Things I have learned and/or accomplished over the past four months:

·         I have made financial decisions….and felt good about them

·         I met with our financial advisor for the first times since we got married….not smart, I know but that was something I didn’t want to be a part of…now I am…it feels good

·         I have potty trained our daughter – with the wonderful help of her teachers at school and our family

·         I have had both cars maintenance and even washed one of them…..this is huge and I can hear my husband laughing now!

·         I have managed to get Kennedy to go to sleep every night after 3 songs, no less than 2 hugs and 4 kisses and typically 2 or 3 good nights and I love yous

·         I have mastered our sprinklers and have managed to water our lawn so it stays green – with the help of our awesome neighbors

·         I have fallen asleep even when scared and learned that I will still wake up and will then not be scared anymore

·         I have woken up even when I didn’t want to or didn’t think I had the strength or the courage to make it through another ‘getting ready’ debacle with Kennedy

·         I have cried – not in front of many people because I just can’t…..but I have cried…..many tears

·         I have prayed – I’m still trying to figure out who I’m praying to (so give me breathing room on this) but I have still prayed and asked for help

·         I have eaten cereal on the kitchen floor with Kennedy

·         I have fallen in love with Friday Night Lights……a little late but it’s still amazing

·         I have learned what it means to make time for ‘me’ and I’ve learned to never take it for granted

·         I have managed to do the dishes, make two kinds of dinner, feed the dogs, pay bills and text all at the same time

·         I have realized that being a single parent is one of the hardest things I have EVER had to do and I take great pride in knowing that I can do it.  I don’t ever want to do this again, but it’s a nice feeling to know I can make it happen

·         I have learned that if I’m prepared I can grocery shop with Kennedy and be in and out of the store within 20 minutes

·         I have learned that a good book is a mini vacation

·         I have remembered to put the garbage out every week and have stopped cussing Chris out every time I have to do it

I have struggled with doing a blog post because I over analyze everything I have to say, everything I have to share, everything I think, everything I do…..so when I’m at the point of putting it on paper I just assume I will bore the crap out of all of you.  BUT I need to realize that this blog is my outlet.  This is where I get to say my piece.  This is where I get to leave it and move on. 
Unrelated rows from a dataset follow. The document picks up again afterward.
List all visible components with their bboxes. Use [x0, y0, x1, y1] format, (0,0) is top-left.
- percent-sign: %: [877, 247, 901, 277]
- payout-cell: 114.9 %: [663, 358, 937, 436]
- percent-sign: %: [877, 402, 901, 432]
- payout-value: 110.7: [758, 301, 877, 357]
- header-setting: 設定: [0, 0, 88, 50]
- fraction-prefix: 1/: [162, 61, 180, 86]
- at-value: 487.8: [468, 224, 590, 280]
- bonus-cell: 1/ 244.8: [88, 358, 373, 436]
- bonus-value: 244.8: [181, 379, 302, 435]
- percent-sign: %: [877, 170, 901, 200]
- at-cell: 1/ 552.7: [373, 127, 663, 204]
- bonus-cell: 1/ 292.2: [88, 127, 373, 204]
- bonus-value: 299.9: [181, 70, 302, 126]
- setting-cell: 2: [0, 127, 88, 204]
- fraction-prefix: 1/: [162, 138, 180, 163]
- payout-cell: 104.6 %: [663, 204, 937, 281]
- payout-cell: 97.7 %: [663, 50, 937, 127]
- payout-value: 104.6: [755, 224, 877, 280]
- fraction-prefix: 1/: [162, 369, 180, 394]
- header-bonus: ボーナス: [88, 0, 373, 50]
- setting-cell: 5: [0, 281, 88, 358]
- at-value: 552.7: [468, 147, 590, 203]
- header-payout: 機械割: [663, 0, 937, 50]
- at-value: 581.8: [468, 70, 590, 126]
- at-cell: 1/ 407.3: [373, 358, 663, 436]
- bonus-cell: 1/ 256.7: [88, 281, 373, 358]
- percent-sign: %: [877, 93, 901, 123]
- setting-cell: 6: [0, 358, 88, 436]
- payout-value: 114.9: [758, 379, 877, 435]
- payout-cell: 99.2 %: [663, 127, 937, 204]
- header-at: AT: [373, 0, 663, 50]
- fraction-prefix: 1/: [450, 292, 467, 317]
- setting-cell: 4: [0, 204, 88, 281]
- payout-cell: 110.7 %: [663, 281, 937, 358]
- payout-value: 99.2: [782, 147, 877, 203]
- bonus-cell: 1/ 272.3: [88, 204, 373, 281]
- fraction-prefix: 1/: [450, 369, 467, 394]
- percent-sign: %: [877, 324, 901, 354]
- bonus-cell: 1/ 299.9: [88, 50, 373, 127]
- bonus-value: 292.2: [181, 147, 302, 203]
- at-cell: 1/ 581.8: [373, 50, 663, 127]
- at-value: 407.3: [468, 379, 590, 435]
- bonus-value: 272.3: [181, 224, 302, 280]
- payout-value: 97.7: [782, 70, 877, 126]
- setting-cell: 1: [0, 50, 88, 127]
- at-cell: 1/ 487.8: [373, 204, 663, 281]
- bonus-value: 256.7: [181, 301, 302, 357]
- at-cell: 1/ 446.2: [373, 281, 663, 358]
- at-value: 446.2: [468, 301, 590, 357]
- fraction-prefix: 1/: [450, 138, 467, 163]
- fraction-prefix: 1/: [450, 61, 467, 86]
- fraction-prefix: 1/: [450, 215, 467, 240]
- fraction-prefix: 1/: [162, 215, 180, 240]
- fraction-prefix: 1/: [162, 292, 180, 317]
My life right now feels pretty good.  When Chris left I struggled everyday to figure out if I could do this.  Could I make everything happen that needed or needs to happen on a daily basis?  For months I second guessed myself.  For months I told myself I could.  For months I worried about getting everything done.  And guess what?  One day last week I woke up and I realized that I AM doing all of this.  I’m doing everything I wasn’t sure I could do.  I know that sounds a little lame and sometimes I probably make it sound like my life and my responsibilities are the hardest things in the world to accomplish…..they aren’t…I know they aren’t…but for me they are difficult.  Why do I think they are so difficult?  Because I want to do everything and accomplish everything in the best possible light and with the best possible outcome.  But DUDE, that is a lot of pressure to put on any one person.  And when YOU are the one putting the pressure on yourself you  can end up backing yourself into a corner feeling like you are too scared to try.  I have learned slowly that I need to be more gentle with myself, trust myself more, not take myself so seriously and as my dear Aunt Sherry would say…..don’t sweat the small shit!

I’m standing, I’m doing this and damn it I’m proud of myself!